SGK Başkanlığı … SGM Müdürlüğü’nün davalı … Şti. de çalışanlara ilişkin listede … isimli bir çalışanın bulunduğu tespit edilmiştir. Davalı şirketin 2020 yılı Yevmiye defterinin incelenmesi sonucunda; davalı şirketin dava dışı … Taahhüt ile ilgili olarak yevmiye defterinde aşağıdaki şekilde kayıt bulunduğu tespit edildiğini, 23.12.2020 tarihinde; … 190.906,29 TL, Hesaplanan KDV 29.121,28 TL satışlar 161.785,01 TL davalı vekilinden yukarıdaki yevmiye kaydına ilişkin fatura ve belgeler talep edilmiş ancak davalı vekili talepten 15 gün geçmiş olmasına rağmen ibraz etmediğini, bunun üzerine davalı vekilinin telefonuna ibraz edilmediği bildirildiğini, davalı vekili müvekkilinin yurtdışında olduğundan evrakları sunamadıklarını bildirildiği” bildirilmiştir.
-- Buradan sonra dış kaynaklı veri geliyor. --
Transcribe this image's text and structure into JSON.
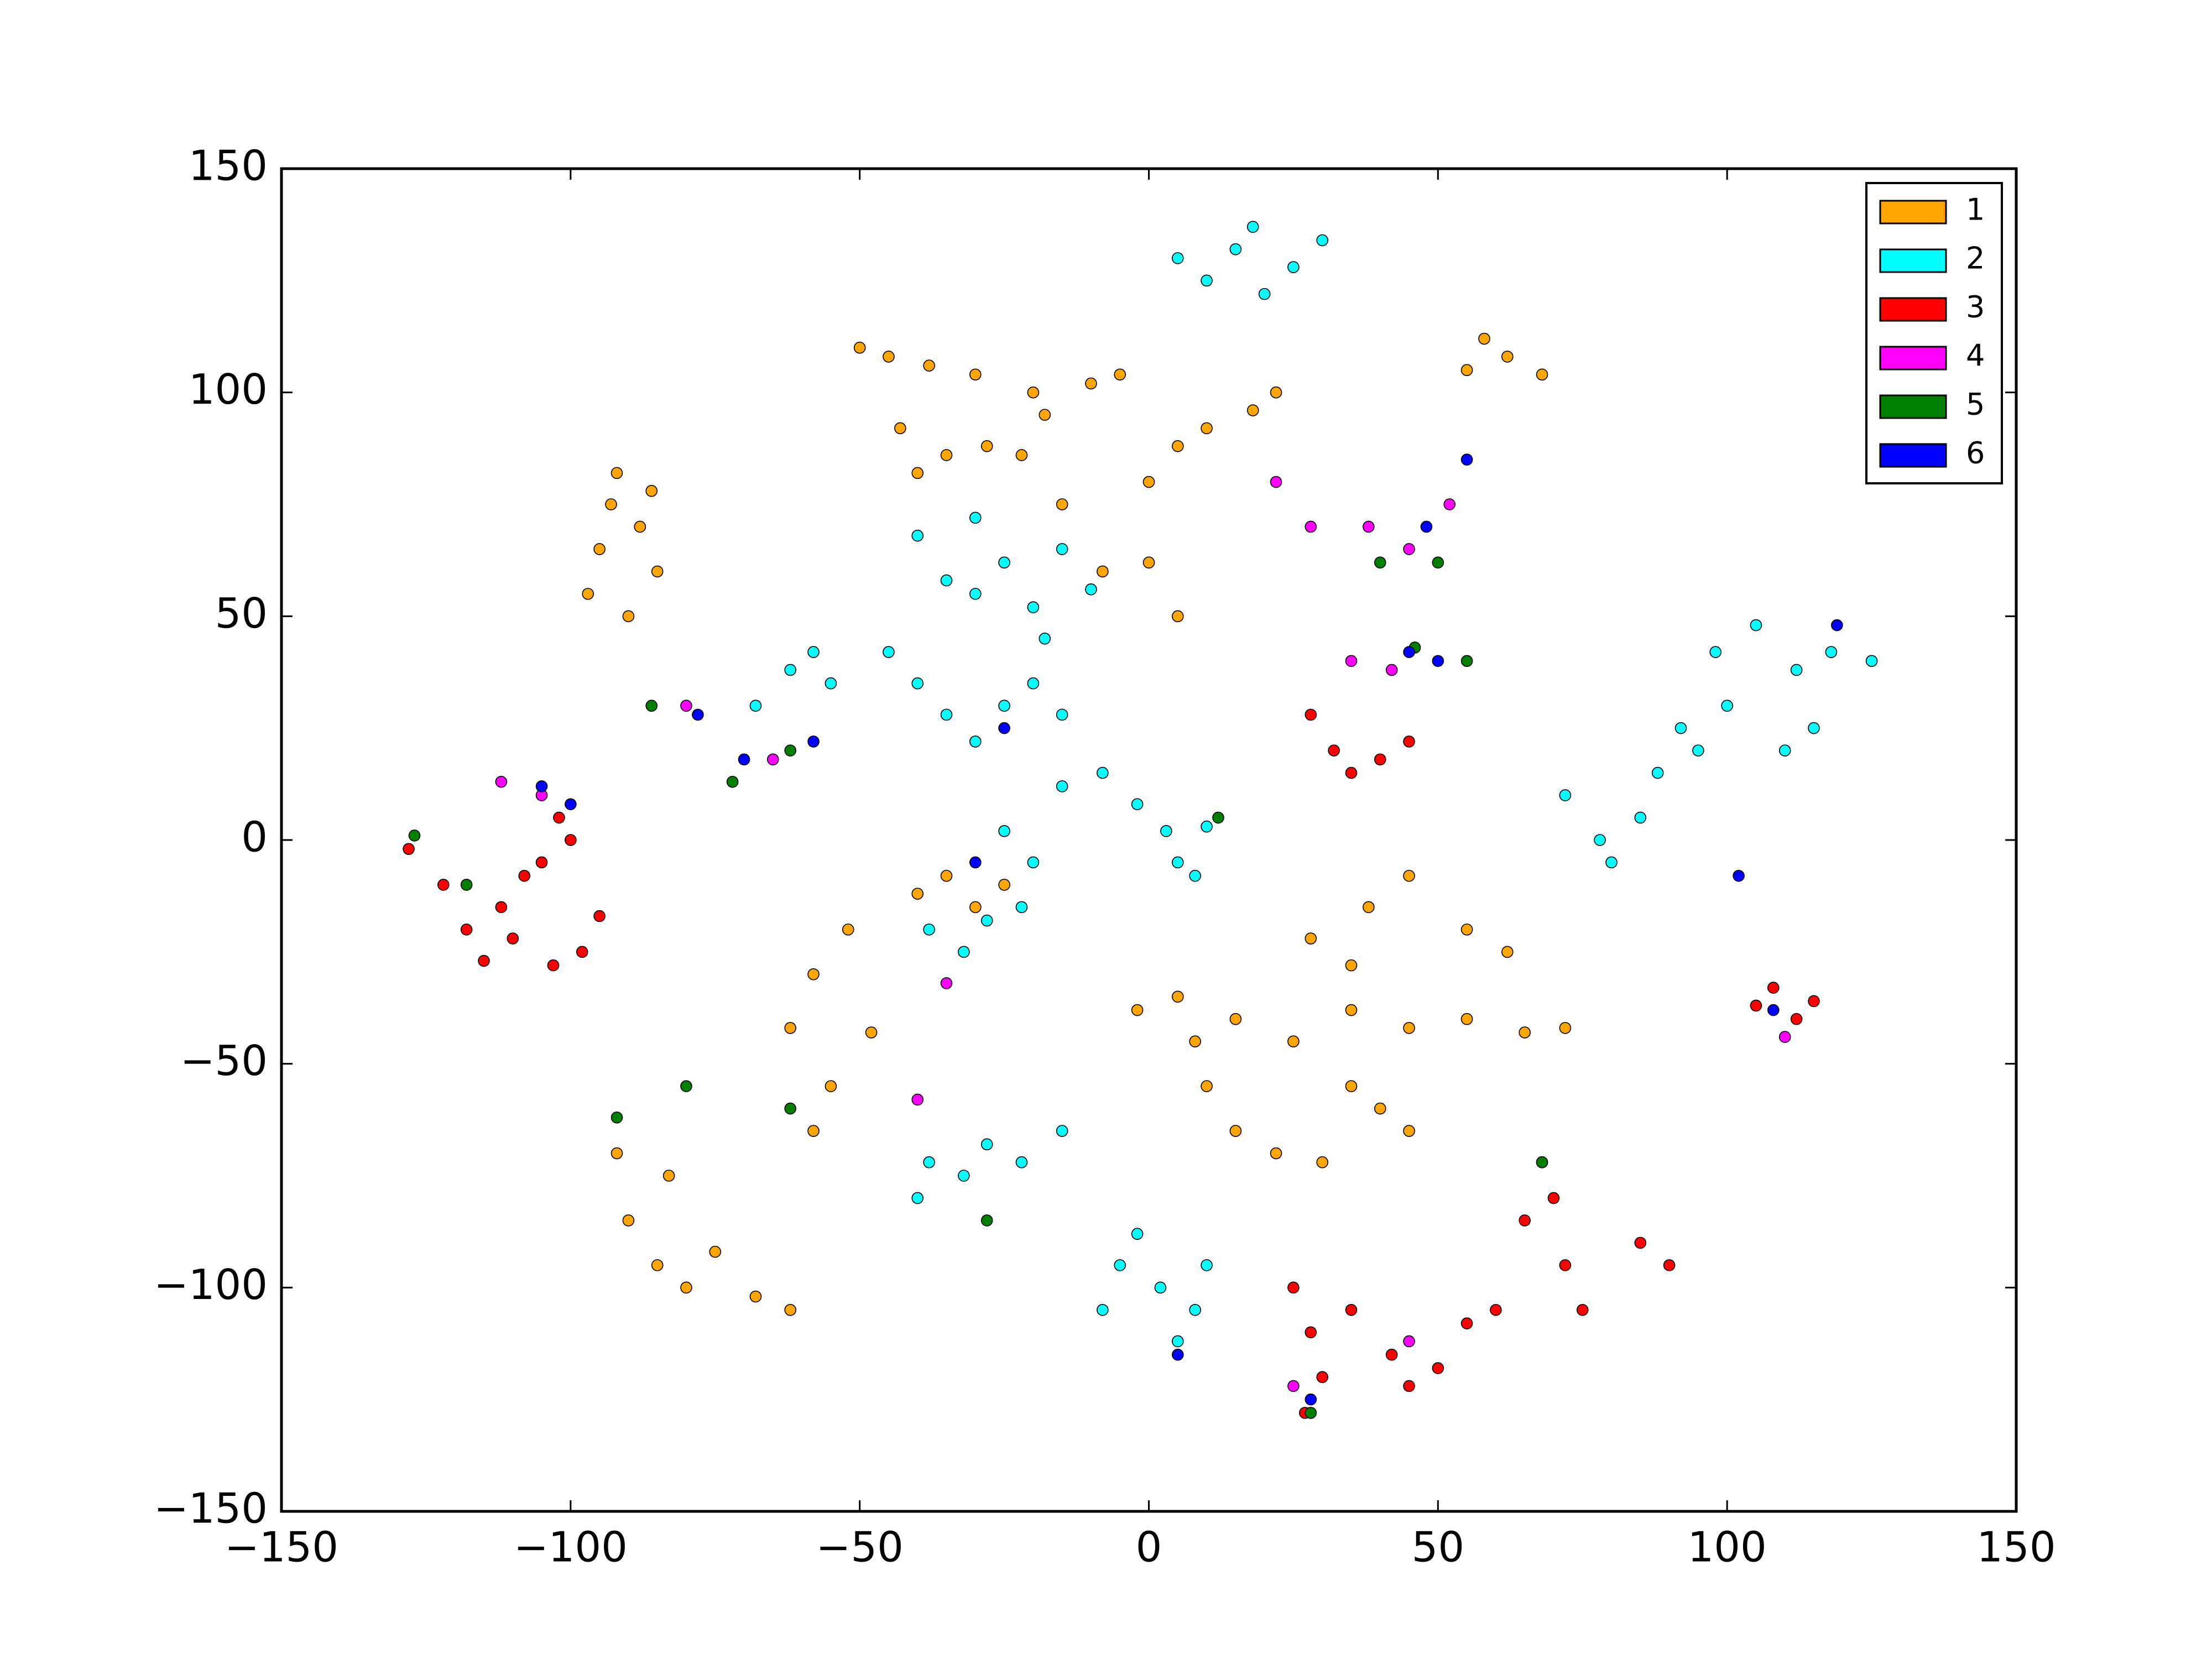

Bilirkişi raporu dosya kapsamına uygun ve denetime elverişli bulunmuştur.
Tüm dosya kapsamı birlikte değerlendirildiğinde; dava, taraflar arasındaki ticari ilişki kapsamında fatura alacağından kaynaklı alacağının tahsili istemiyle başlatılan icra takibine davalının itirazının iptali istemine ilişkindir.
Kanunda aksine özel bir düzenleme olmadıkça; taraflardan her biri, hakkını dayandırdığı olguların varlığını ispatla yükümlü (TMK 6), diğer bir ifadeyle, iddia edilen vakıaya bağlanan hukuki sonuçtan kendi lehine hak çıkaran taraf ispat yükü altında (HMK 190) olup, bu temel kuralların da sonucu olarak herkes iddiasını ispat etmekle yükümlüdür. İspat yükü kendisinde olmayan diğer taraf da ispat yükünü taşıyan tarafın iddiasının doğru olmadığı hakkında delil sunabilir. Karşı ispat faaliyeti için delil sunan taraf, ispat yükünü üzerine almış sayılmaz (HMK 191). Eldeki davada ispat yükü icra takibine konu faturalardaki ürünlerin davalıya teslim edildiğini iddia eden davacı üzerindedir. Davacı taraf davaya konu faturalara konu alacağını, dava değeri de değerlendirilerek HMK’nın 200/1 maddesi gereğince yazılı delillerle ispat etmelidir.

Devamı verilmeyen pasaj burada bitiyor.